まずは貴殿に感謝を伝えたい。貴殿が誇り高き名刀であったこと、貴殿の名ひとつで私のうら若き矜持は守られた。礼を言う。
ようやく貴殿に感謝を伝えられたと同時に、詫びねばならぬことがある。それは私の未熟さだ。私のうら若き矜持とは、言い換えれば高慢な矜持とも言えるもので、あの時、私は年配のコレクターたちに年齢や性別で判断され、値踏みされることが我慢ならなかった。私は私の矜持を守る為に、貴殿の名を利用してしまったのだ。まさに虎の威を借る狐だ。本来なら、そんなちっぽけなプライドなど露わにせず、粛然とただ堂々としていればよかったのだ。これは私の若さと未熟さ故の過ちだ。本当にすまなかった。
詫びた上で再三繰り返すが、貴殿には本当に感謝している。あの時、もしも私の矜持が守られていなかったら、刀剣を愛することがすこし辛くなっていたかもしれない。もしも私の矜持が傷つけられていたら、その傷は呪いとなっていたかもしれない。刀剣を愛し続けるという幸福な未来を貴殿は守ってくれたのだ。ありがとう。

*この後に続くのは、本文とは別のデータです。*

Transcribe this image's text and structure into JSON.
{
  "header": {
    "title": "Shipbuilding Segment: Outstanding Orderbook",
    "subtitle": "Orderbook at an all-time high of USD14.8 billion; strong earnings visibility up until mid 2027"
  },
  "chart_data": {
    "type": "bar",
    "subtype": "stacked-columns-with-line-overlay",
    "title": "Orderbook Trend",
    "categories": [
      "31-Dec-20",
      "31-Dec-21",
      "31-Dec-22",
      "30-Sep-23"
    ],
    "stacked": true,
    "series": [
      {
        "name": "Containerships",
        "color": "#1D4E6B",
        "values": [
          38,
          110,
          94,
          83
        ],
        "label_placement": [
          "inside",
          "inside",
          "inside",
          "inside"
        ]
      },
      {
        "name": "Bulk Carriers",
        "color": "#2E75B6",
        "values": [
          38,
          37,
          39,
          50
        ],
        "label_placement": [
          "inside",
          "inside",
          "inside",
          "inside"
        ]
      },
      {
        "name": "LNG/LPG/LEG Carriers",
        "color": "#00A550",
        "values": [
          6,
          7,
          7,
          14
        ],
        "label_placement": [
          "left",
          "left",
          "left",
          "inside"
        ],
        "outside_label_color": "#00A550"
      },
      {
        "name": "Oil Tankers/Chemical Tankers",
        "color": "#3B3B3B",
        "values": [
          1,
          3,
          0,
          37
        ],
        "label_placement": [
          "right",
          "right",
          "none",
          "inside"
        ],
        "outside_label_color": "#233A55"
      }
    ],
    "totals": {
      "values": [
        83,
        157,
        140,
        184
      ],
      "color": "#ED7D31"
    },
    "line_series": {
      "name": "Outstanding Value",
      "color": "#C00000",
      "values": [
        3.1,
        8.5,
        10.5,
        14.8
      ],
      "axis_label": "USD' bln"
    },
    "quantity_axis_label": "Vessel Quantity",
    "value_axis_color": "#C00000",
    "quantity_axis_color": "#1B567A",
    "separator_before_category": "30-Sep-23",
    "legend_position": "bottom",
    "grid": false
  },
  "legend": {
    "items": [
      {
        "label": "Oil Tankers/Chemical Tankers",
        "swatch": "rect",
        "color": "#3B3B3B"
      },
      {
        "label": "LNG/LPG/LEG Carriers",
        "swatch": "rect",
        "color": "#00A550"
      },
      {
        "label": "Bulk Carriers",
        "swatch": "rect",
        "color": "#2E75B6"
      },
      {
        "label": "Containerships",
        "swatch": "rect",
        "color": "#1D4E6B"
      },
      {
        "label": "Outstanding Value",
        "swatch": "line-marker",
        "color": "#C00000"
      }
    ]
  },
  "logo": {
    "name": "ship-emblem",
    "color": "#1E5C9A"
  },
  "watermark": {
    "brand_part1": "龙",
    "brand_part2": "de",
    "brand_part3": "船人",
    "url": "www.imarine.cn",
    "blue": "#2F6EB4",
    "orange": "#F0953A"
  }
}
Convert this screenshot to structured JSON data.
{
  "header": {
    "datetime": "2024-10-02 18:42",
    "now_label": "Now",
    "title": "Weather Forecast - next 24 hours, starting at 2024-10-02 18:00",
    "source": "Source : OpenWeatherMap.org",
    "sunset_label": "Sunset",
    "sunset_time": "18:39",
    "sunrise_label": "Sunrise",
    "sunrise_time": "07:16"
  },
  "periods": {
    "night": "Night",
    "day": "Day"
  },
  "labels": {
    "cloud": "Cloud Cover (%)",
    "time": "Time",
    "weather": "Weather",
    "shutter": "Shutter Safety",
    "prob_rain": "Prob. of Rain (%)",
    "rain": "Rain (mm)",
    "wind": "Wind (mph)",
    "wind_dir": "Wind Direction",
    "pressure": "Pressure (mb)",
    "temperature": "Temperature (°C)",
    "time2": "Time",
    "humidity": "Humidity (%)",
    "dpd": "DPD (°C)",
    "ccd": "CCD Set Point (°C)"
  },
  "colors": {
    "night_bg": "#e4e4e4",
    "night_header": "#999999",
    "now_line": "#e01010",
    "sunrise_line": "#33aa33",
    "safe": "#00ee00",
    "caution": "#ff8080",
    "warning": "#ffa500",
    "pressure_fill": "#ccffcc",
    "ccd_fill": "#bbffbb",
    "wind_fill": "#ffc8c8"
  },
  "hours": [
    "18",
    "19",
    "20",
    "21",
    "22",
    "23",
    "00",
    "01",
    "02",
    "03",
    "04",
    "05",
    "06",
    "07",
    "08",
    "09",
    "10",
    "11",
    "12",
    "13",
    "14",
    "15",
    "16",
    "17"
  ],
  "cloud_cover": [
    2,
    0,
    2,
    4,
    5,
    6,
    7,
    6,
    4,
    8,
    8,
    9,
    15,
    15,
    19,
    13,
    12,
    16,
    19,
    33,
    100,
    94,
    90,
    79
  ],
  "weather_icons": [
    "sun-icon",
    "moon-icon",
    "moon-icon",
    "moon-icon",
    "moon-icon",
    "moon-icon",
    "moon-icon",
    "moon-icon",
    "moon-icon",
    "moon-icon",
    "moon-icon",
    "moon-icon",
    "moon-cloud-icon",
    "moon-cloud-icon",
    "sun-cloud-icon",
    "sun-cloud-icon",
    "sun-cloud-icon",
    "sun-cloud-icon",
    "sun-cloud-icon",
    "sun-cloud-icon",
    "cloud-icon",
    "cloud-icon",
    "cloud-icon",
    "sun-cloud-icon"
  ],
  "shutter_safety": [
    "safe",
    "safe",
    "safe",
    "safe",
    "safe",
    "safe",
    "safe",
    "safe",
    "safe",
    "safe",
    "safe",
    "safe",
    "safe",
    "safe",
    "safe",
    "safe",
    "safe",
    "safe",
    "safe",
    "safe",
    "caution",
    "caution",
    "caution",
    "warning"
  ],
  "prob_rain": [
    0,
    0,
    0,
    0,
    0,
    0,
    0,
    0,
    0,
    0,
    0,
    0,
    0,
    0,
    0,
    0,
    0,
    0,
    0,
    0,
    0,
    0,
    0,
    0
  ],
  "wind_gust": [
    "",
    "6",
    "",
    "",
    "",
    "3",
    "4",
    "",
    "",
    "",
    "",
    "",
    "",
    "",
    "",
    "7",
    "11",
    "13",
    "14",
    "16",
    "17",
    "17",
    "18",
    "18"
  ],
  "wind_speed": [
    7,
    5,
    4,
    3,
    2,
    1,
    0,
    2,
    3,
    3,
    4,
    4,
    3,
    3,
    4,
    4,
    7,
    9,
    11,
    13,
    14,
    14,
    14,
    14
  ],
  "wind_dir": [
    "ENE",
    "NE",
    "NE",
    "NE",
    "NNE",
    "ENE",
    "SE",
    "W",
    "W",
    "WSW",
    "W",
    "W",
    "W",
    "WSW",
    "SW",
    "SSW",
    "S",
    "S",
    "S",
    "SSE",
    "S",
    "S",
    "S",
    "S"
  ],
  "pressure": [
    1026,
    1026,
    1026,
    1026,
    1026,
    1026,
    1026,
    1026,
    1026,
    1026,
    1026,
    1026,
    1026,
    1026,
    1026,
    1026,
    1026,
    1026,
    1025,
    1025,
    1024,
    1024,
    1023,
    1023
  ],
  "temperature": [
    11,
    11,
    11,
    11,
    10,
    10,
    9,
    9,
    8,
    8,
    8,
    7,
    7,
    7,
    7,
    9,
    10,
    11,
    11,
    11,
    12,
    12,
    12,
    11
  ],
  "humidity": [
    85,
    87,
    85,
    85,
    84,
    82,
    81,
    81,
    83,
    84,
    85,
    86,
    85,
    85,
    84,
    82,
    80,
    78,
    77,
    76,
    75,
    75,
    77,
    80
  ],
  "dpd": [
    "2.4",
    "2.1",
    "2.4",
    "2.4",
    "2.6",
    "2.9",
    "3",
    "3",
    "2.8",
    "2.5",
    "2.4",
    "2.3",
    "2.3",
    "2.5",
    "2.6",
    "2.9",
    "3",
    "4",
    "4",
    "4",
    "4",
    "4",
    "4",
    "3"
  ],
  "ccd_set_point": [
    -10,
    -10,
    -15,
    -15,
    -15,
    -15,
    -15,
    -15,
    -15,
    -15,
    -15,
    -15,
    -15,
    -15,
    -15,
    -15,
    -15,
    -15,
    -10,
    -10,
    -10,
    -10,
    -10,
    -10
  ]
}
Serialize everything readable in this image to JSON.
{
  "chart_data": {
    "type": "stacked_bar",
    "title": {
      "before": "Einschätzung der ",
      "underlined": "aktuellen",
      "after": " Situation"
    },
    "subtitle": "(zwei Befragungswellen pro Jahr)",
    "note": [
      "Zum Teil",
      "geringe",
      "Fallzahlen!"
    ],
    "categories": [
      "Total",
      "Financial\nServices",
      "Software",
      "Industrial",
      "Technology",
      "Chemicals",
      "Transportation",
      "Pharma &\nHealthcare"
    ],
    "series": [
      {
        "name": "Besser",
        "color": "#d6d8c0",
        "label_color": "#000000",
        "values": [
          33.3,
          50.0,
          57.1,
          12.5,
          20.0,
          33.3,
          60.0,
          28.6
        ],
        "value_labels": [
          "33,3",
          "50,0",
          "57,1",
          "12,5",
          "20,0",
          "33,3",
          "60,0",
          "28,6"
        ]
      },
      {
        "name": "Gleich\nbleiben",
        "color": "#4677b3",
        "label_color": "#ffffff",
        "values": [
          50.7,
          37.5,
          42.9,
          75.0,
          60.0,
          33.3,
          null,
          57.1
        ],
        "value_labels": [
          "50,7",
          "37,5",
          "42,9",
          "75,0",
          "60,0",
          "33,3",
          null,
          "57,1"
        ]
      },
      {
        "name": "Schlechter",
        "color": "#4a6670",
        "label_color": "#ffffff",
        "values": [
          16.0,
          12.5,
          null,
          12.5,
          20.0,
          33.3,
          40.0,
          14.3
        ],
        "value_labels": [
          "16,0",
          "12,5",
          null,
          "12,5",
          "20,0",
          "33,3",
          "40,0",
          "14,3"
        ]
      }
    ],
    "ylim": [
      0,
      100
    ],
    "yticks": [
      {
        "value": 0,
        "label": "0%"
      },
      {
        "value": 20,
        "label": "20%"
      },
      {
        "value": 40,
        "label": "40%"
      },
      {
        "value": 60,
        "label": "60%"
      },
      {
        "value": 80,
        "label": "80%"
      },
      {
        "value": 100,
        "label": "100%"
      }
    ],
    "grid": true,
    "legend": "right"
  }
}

最近は多忙なことと疫病流行の影響もあって、すぐには会いに行けないが、いつかまた会いに行くからよろしく。また則房が描いた神奈川沖浪裏を見せてくれ。その時を楽しみにしている。
以上が我が友・今荒波への手紙だ。もしこのエッセイの読者であるあなたも今荒波に会う機会があったら、よろしく伝えておいてくれ。
一文字則房が描いた神奈川沖浪裏。それは鋼のキャンバスの中でいつまでも変わらず在り続けるのだろう。